By Randal Stevens · May 8, 2010

Every screenwriter has different ways they approach their writing. Darren Lynn Bousman, a self-proclaimed nice guy (to which I can attest), vents his frustration and anger through horror writing. Billy Wilder, one of the greatest writer-directors in history, would write happy stories when he was sad and sad stories when he was happy, claiming that feeling one mood would allow him to know what it would take to make him feel the other. Diablo Cody has said* that she likes to think about how people act and speak in the real world, then write them in the exact fucking opposite way as though they were, “overly saturated pop-culture brats whose alcoholic doctors delivered them only partially successful lobotomies.” For her efforts, Cody has won an Oscar, her own TV series on Showtime and my scorn.

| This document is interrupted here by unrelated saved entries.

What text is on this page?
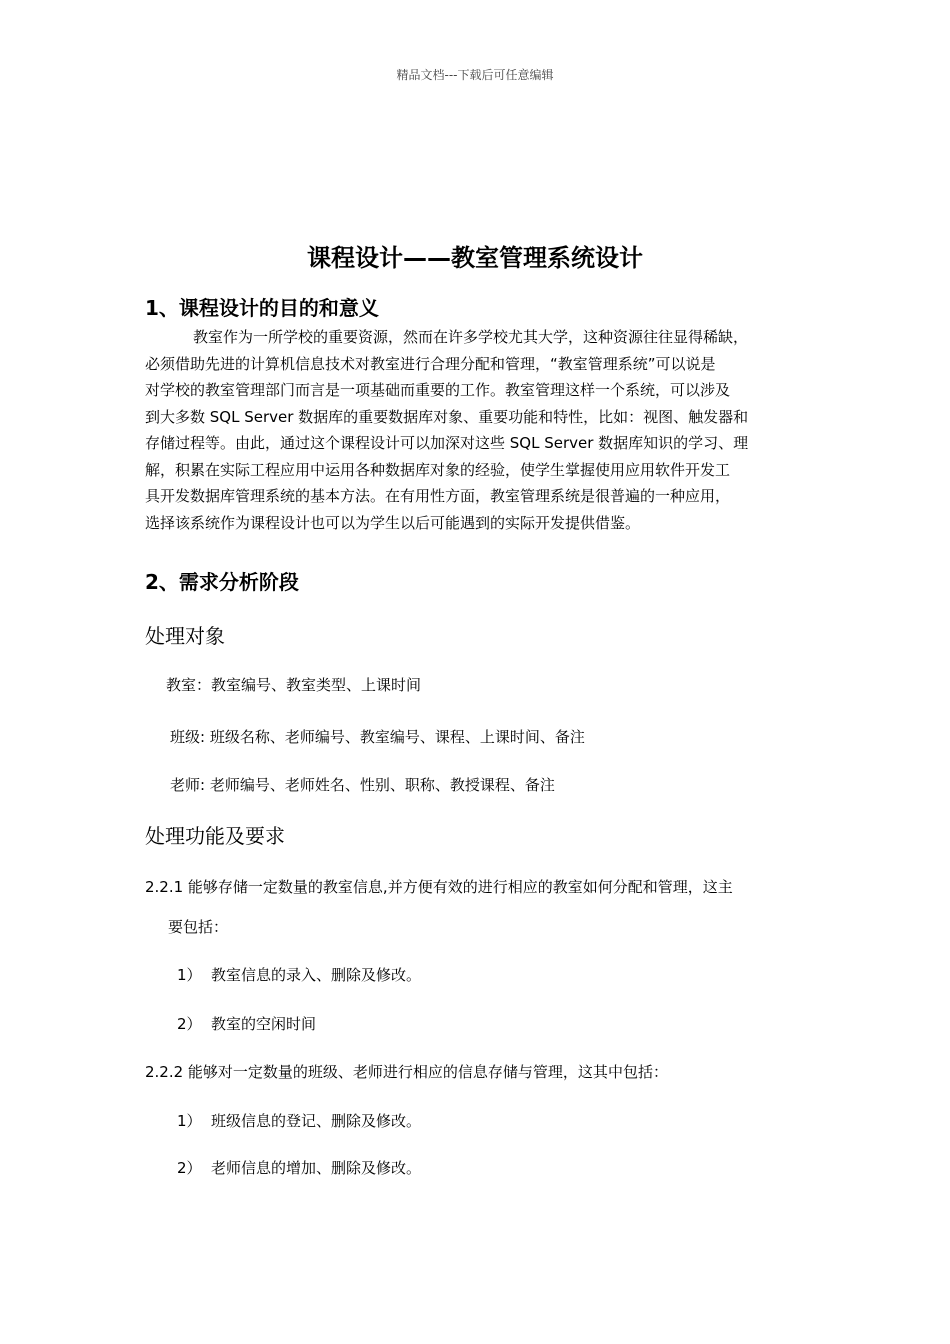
精品文档---下载后可任意编辑

课程设计——教室管理系统设计
1、课程设计的目的和意义
教室作为一所学校的重要资源，然而在许多学校尤其大学，这种资源往往显得稀缺，
必须借助先进的计算机信息技术对教室进行合理分配和管理，“教室管理系统”可以说是
对学校的教室管理部门而言是一项基础而重要的工作。教室管理这样一个系统，可以涉及
到大多数 SQL Server 数据库的重要数据库对象、重要功能和特性，比如：视图、触发器和
存储过程等。由此，通过这个课程设计可以加深对这些 SQL Server 数据库知识的学习、理
解，积累在实际工程应用中运用各种数据库对象的经验，使学生掌握使用应用软件开发工
具开发数据库管理系统的基本方法。在有用性方面，教室管理系统是很普遍的一种应用，
选择该系统作为课程设计也可以为学生以后可能遇到的实际开发提供借鉴。
2、需求分析阶段
处理对象

教室：教室编号、教室类型、上课时间

班级: 班级名称、老师编号、教室编号、课程、上课时间、备注

老师: 老师编号、老师姓名、性别、职称、教授课程、备注

处理功能及要求

2.2.1 能够存储一定数量的教室信息,并方便有效的进行相应的教室如何分配和管理，这主

要包括：

1） 教室信息的录入、删除及修改。

2） 教室的空闲时间

2.2.2 能够对一定数量的班级、老师进行相应的信息存储与管理，这其中包括：

1） 班级信息的登记、删除及修改。

2） 老师信息的增加、删除及修改。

Some of you may be thinking, “zOmG!!1 Hating on Diablo Cody is like sooo too yearz ago!” True. But it’s my blog and I’ll cry if I want to. Three years ago when everyone and their mothers were calling Juno, “the little indie that could,” I would vent to anyone who would listen and their mothers about my quarrels with Cody and her aberrant-yet-mistaken-for-quirky dialogue. A lot of people found Cody’s razor-sharp and zeitgeist-aware dialogue as refreshing amongst an otherwise stuffy and overly sentimental Academy of Motion Picture Arts & Sciences; like James Dean ripping the Oscar out of Tony Gilroy’s hand and guzzling down too much Red Bull after declaring that his skinny jeans and vintage plaid button down was “the cheese to my macaroni.” I, however, found Cody’s dialogue to signal the end of civilization as we know it.

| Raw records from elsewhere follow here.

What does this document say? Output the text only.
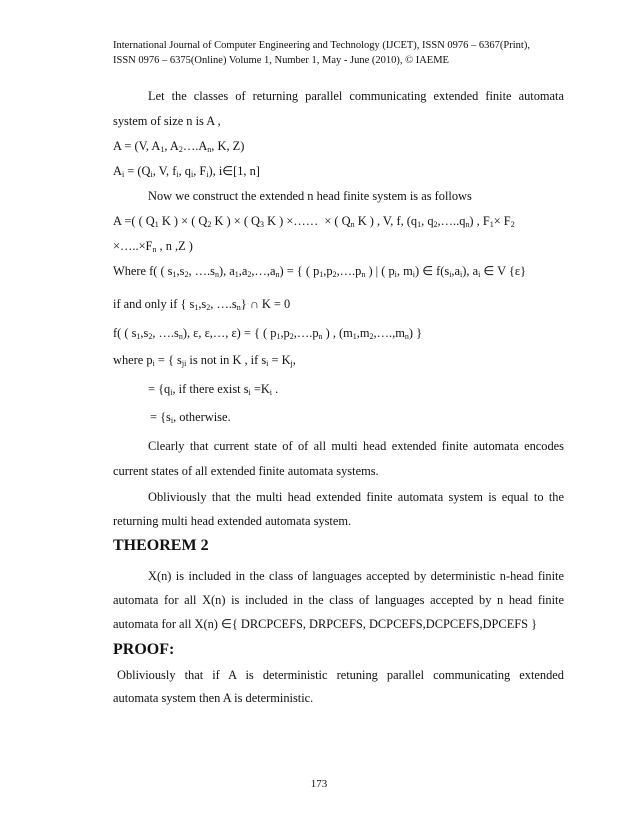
International Journal of Computer Engineering and Technology (IJCET), ISSN 0976 – 6367(Print),
ISSN 0976 – 6375(Online) Volume 1, Number 1, May - June (2010), © IAEME
Let the classes of returning parallel communicating extended finite automata
system of size n is A ,
A = (V, $A_1$, $A_2\dots.A_n$, K, Z)
$A_i = (Q_i$, V, $f_i$, $q_i$, $F_i$), i∈[1, n]
Now we construct the extended n head finite system is as follows
A =( ( $Q_1$ K ) × ( $Q_2$ K ) × ( $Q_3$ K ) ×……  × ( $Q_n$ K ) , V, f, ($q_1$, $q_2,\dots..q_n$) , $F_1\times F_2$
$\times\dots..\times F_n$ , n ,Z )
Where f( ( $s_1,s_2$, $\dots.s_n$), $a_1,a_2,\dots,a_n$) = { ( $p_1,p_2,\dots.p_n$ ) | ( $p_i$, $m_i$) ∈ $f(s_i,a_i)$, $a_i$ ∈ V {ε}
if and only if { $s_1,s_2$, $\dots.s_n$} ∩ K = 0
f( ( $s_1,s_2$, $\dots.s_n$), ε, ε,…, ε) = { ( $p_1,p_2,\dots.p_n$ ) , $(m_1,m_2,\dots.,m_n)$ }
where $p_i$ = { $s_{ji}$ is not in K , if $s_i = K_j$,
= {$q_i$, if there exist $s_i =K_i$ .
= {$s_i$, otherwise.
Clearly that current state of of all multi head extended finite automata encodes
current states of all extended finite automata systems.
Obliviously that the multi head extended finite automata system is equal to the
returning multi head extended automata system.
THEOREM 2
X(n) is included in the class of languages accepted by deterministic n-head finite
automata for all X(n) is included in the class of languages accepted by n head finite
automata for all X(n) ∈{ DRCPCEFS, DRPCEFS, DCPCEFS,DCPCEFS,DPCEFS }
PROOF:
Obliviously that if A is deterministic retuning parallel communicating extended
automata system then A is deterministic.
173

You see, Cody’s writing encourages people to be morons. Art imitates life and to return the favor life will often imitate art. After Tarantino directed Pulp Fiction in 1994, how many filmmakers tried to imitate the quickly-paced, irreverent dialogue imbued with excessive violence? Too many, and the ratio of successful to failed imitators was lopsided in the favor of the rip-offs. Am I worried that there will be an army of Diablo Cody imitators running around stealing Oscars? No. Were that to happen, there’d already be armies of former strippers-turned-screenwriters trying to convince me that 16-year old girls burn through references to 1980’s television like Lindsay Lohan through Grey Goose. But young people are impressionable to one degree or another and young girls with filmmaking aspirations may look up to Cody as a cinematic role model. She won an Oscar! She has her own show! She used to get paid to take her clothes off! With imitators come more aneurysm-inducing lines of dialogue like “honest to blog” and “you’re so jello.” NOBODY FUCKING TALKS LIKE THAT! Where are you getting this from, Cody?

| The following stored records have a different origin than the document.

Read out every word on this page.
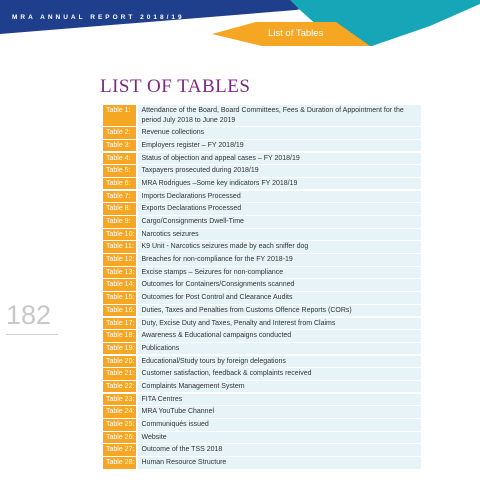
MRA ANNUAL REPORT 2018/19
List of Tables
LIST OF TABLES
182
Table 1:	Attendance of the Board, Board Committees, Fees & Duration of Appointment for the period July 2018 to June 2019
Table 2:	Revenue collections
Table 3:	Employers register – FY 2018/19
Table 4:	Status of objection and appeal cases – FY 2018/19
Table 5:	Taxpayers prosecuted during 2018/19
Table 6:	MRA Rodrigues –Some key indicators FY 2018/19
Table 7:	Imports Declarations Processed
Table 8:	Exports Declarations Processed
Table 9:	Cargo/Consignments Dwell-Time
Table 10:	Narcotics seizures
Table 11:	K9 Unit - Narcotics seizures made by each sniffer dog
Table 12:	Breaches for non-compliance for the FY 2018-19
Table 13:	Excise stamps – Seizures for non-compliance
Table 14:	Outcomes for Containers/Consignments scanned
Table 15:	Outcomes for Post Control and Clearance Audits
Table 16:	Duties, Taxes and Penalties from Customs Offence Reports (CORs)
Table 17:	Duty, Excise Duty and Taxes, Penalty and Interest from Claims
Table 18:	Awareness & Educational campaigns conducted
Table 19:	Publications
Table 20:	Educational/Study tours by foreign delegations
Table 21:	Customer satisfaction, feedback & complaints received
Table 22:	Complaints Management System
Table 23:	FITA Centres
Table 24:	MRA YouTube Channel
Table 25:	Communiqués issued
Table 26:	Website
Table 27:	Outcome of the TSS 2018
Table 28:	Human Resource Structure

That’s not to say that all dialogue needs to be realistic. Some filmmakers, such as Quentin Tarantino, Judd Apatow and Kevin Smith, have defined themselves and their careers on doing just that. The only difference between these writers and Cody is that their dialogue doesn’t call attention to itself. When Pulp Fiction rolled around, the banter between Jules and Vincent helped turn an establish genre on its head. Not to mention it was educated. Both The 40 Year Old Virgin and Knocked Up belied an intelligence and heart in partner with a crudeness and pop-culture weening. Years before that, Clerks made social taboos hilarious to talk about and helped spice up the mundane. They all eventually had their missteps (Death Proof, Funny People, Jersey Girl), but they all ingratiated themselves into our consciousnesses before doing so. Cody followed up Juno with Jennifer’s Body. Let’s hope she learned her lesson.

Let’s not forget that even if people aren’t talking one way, the possibility exists that they soon will be after a significant enough piece of pop-culture. Walk into a frat house and scream, “Mom!! Meatloaf!! Fuck!!” and see how jock douche bags respond. I’m guessing all of them. Can you recall how many of your friends (mis)quoted “Call it, friendo” after Javier Bardem rocked a bowl cut HARD in No Country For Old Men? Also, fill in this blank: “I drink your ______. I drink it up!” You know what I’m talking about. The last thing we need are teenage girls patting themselves on their recent purchase of an ever-so-witty hamburger telephone. “I’m calling you on my hamburger phone!” “Good. I’m vomiting all over my hopes for the future.”